In most cases, the stank is nothing to worry about. But if it persists, you might want to see your doctor. It's possible the smell is linked to inflammatory bowel disease or irritable bowel syndrome.

Farts accompanied by abdominal pain or discomfort after eating could be attributed to a food intolerance. “The prime example is if you drink milk or eat cheese and then feel cramps and have excessive flatulence that also smells like a manifestation of doomsday,” says Dr. Sonpal. In this case, you'd have lactose intolerance, which means your body doesn’t absorb lactose (the sugar in dairy products) until “it gets to the small intestine where bacteria break it down, releasing fully foul-smelling farts," he says. Eliminate dairy from your diet and see if the stinky farts vanish. If not, check in with your doctor, who can help pinpoint what food or food group isn't agreeing with your system.

You might be having period farts, which typically strike right as your flow is due to begin. Like everything else menstruation-related, it's hormonal: As estrogen rises at this time of the month, your uterus produces hormone-like chemicals called prostaglandins, which help shed the uterine lining, explains Dr. Sonpal. “If too much is produced, it can work its way through your system and make other organs contract, including your bowels,” he says. Bacterial changes during this time of the month also affect digestion, and that can leave you with smellier farts as well. Try eating unprocessed, easy-to-digest foods before you expect your period to start and holding off on the three-bean chili or cruciferous veggie platter until after it's over.

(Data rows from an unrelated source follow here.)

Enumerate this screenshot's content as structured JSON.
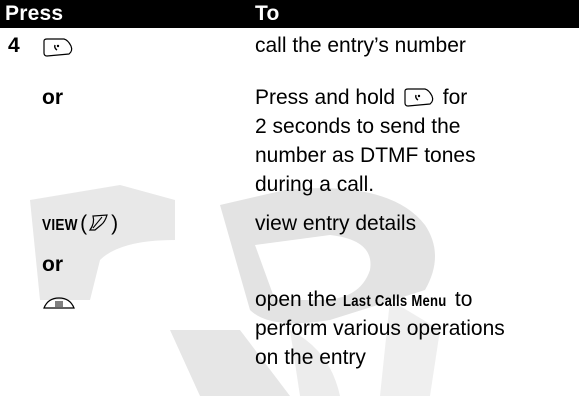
{
  "header": {
    "col1": "Press",
    "col2": "To"
  },
  "rows": {
    "r1": {
      "step": "4",
      "icon": "send-key-icon",
      "text": "call the entry’s number"
    },
    "r2": {
      "label": "or",
      "text_before": "Press and hold",
      "icon": "send-key-icon",
      "text_after": "for",
      "line2": "2 seconds to send the",
      "line3": "number as DTMF tones",
      "line4": "during a call."
    },
    "r3": {
      "key": "VIEW",
      "paren_open": "(",
      "icon": "right-soft-key-icon",
      "paren_close": ")",
      "text": "view entry details"
    },
    "r4": {
      "label": "or"
    },
    "r5": {
      "icon": "menu-key-icon",
      "text_before": "open the",
      "menu_name": "Last Calls Menu",
      "text_after": "to",
      "line2": "perform various operations",
      "line3": "on the entry"
    }
  },
  "colors": {
    "header_bg": "#000000",
    "header_text": "#ffffff",
    "watermark": "#d9d9d9"
  }
}
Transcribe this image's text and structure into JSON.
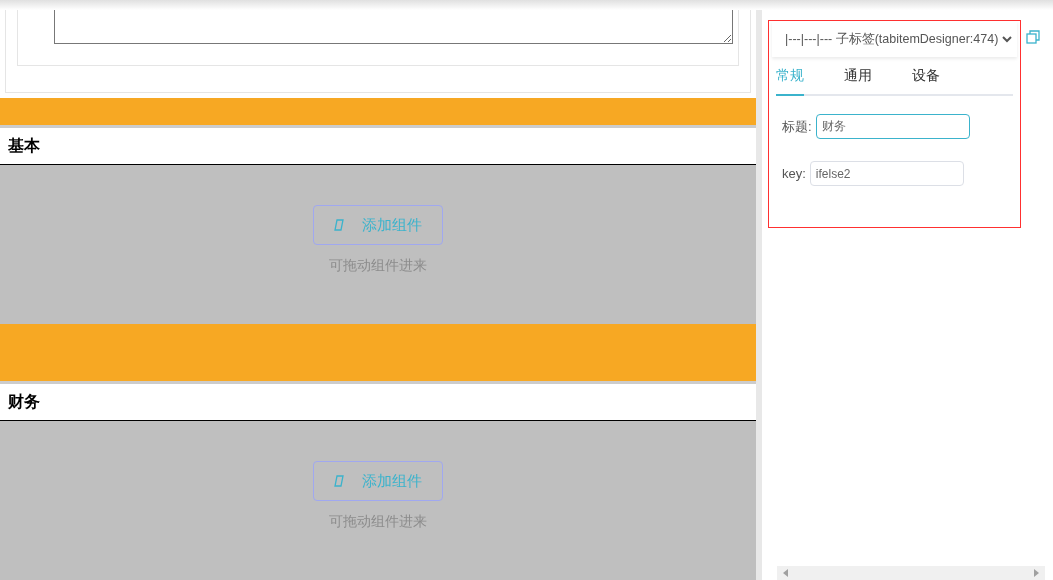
{
  "sections": [
    {
      "title": "基本",
      "add_button": "添加组件",
      "hint": "可拖动组件进来"
    },
    {
      "title": "财务",
      "add_button": "添加组件",
      "hint": "可拖动组件进来"
    }
  ],
  "panel": {
    "selector": "|---|---|--- 子标签(tabitemDesigner:474)",
    "tabs": [
      {
        "label": "常规",
        "selected": true
      },
      {
        "label": "通用",
        "selected": false
      },
      {
        "label": "设备",
        "selected": false
      }
    ],
    "fields": [
      {
        "label": "标题:",
        "value": "财务",
        "focused": true
      },
      {
        "label": "key:",
        "value": "ifelse2",
        "focused": false
      }
    ]
  }
}
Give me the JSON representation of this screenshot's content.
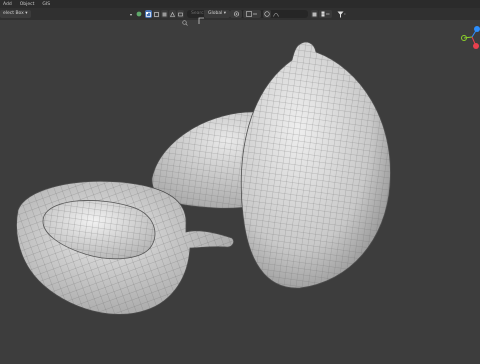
{
  "menu": {
    "items": [
      "Add",
      "Object",
      "GIS"
    ]
  },
  "header": {
    "select_mode": "elect Box ▾",
    "transform_orientation": "Global ▾",
    "search_placeholder": "Search"
  },
  "colors": {
    "menubar_bg": "#2b2b2b",
    "header_bg": "#303030",
    "viewport_bg": "#3d3d3d",
    "accent_active": "#4772b3",
    "gizmo_x": "#e8404e",
    "gizmo_y": "#8bd02a",
    "gizmo_z": "#2c8fff"
  },
  "icons": [
    "select-box-icon",
    "vertex-mode-icon",
    "edge-mode-icon",
    "face-mode-icon",
    "search-icon",
    "orientation-icon",
    "pivot-icon",
    "snap-icon",
    "proportional-edit-icon",
    "overlay-icon",
    "filter-icon",
    "axis-gizmo-icon"
  ]
}
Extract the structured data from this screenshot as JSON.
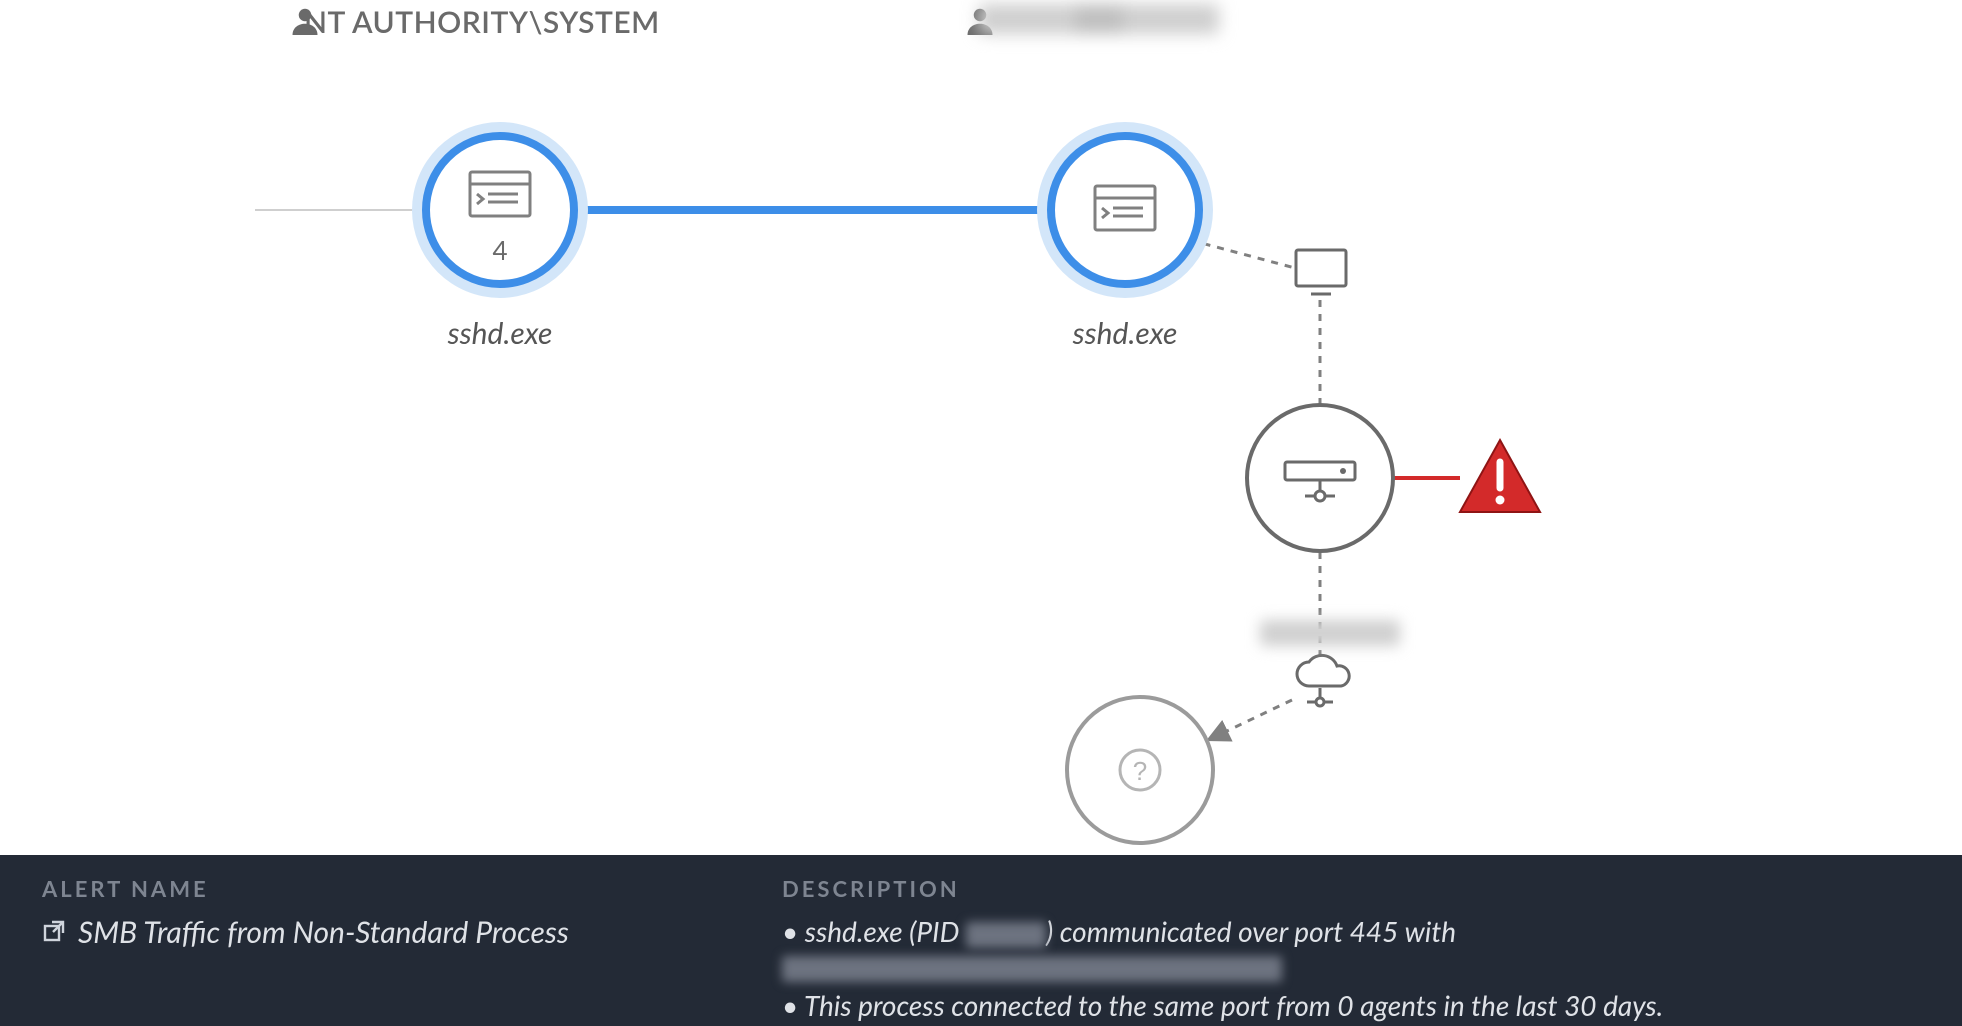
{
  "users": {
    "left": {
      "label": "NT AUTHORITY\\SYSTEM"
    },
    "right": {
      "label": "████████"
    }
  },
  "nodes": {
    "parent_process": {
      "label": "sshd.exe",
      "count": "4"
    },
    "child_process": {
      "label": "sshd.exe"
    },
    "monitor": {
      "label": ""
    },
    "network": {
      "label": ""
    },
    "cloud_host": {
      "label": "████"
    },
    "unknown": {
      "label": ""
    }
  },
  "alert": {
    "section_label": "ALERT NAME",
    "name": "SMB Traffic from Non-Standard Process"
  },
  "description": {
    "section_label": "DESCRIPTION",
    "line1_a": "sshd.exe (PID ",
    "line1_b": ") communicated over port 445 with ",
    "line2": "This process connected to the same port from 0 agents in the last 30 days."
  },
  "colors": {
    "accent_blue": "#3d8ee8",
    "accent_blue_fill": "#d3e6f9",
    "danger_red": "#d32a2a",
    "grey": "#6a6a6a",
    "panel_bg": "#232a36"
  }
}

Excess stress can affect your farts—who knew? When you're under pressure, you might turn to foods that you normally don't consume (like processed snacks and late-night bowls of ice cream), which can affect your digestion, says Dr. Sonpal. Stress can also make you gulp and swallow more air without intending to. And of course, anxiety does a number on your GI system and change your pooping frequency, he says.

We're all stressed out these days, but if you don't want your stress level to affect your GI tract, try practicing de-stress techniques like mindful meditation and deep breathing, which can keep you from swallowing excess air. And be more aware of gas-producing foods you might be stress-eating.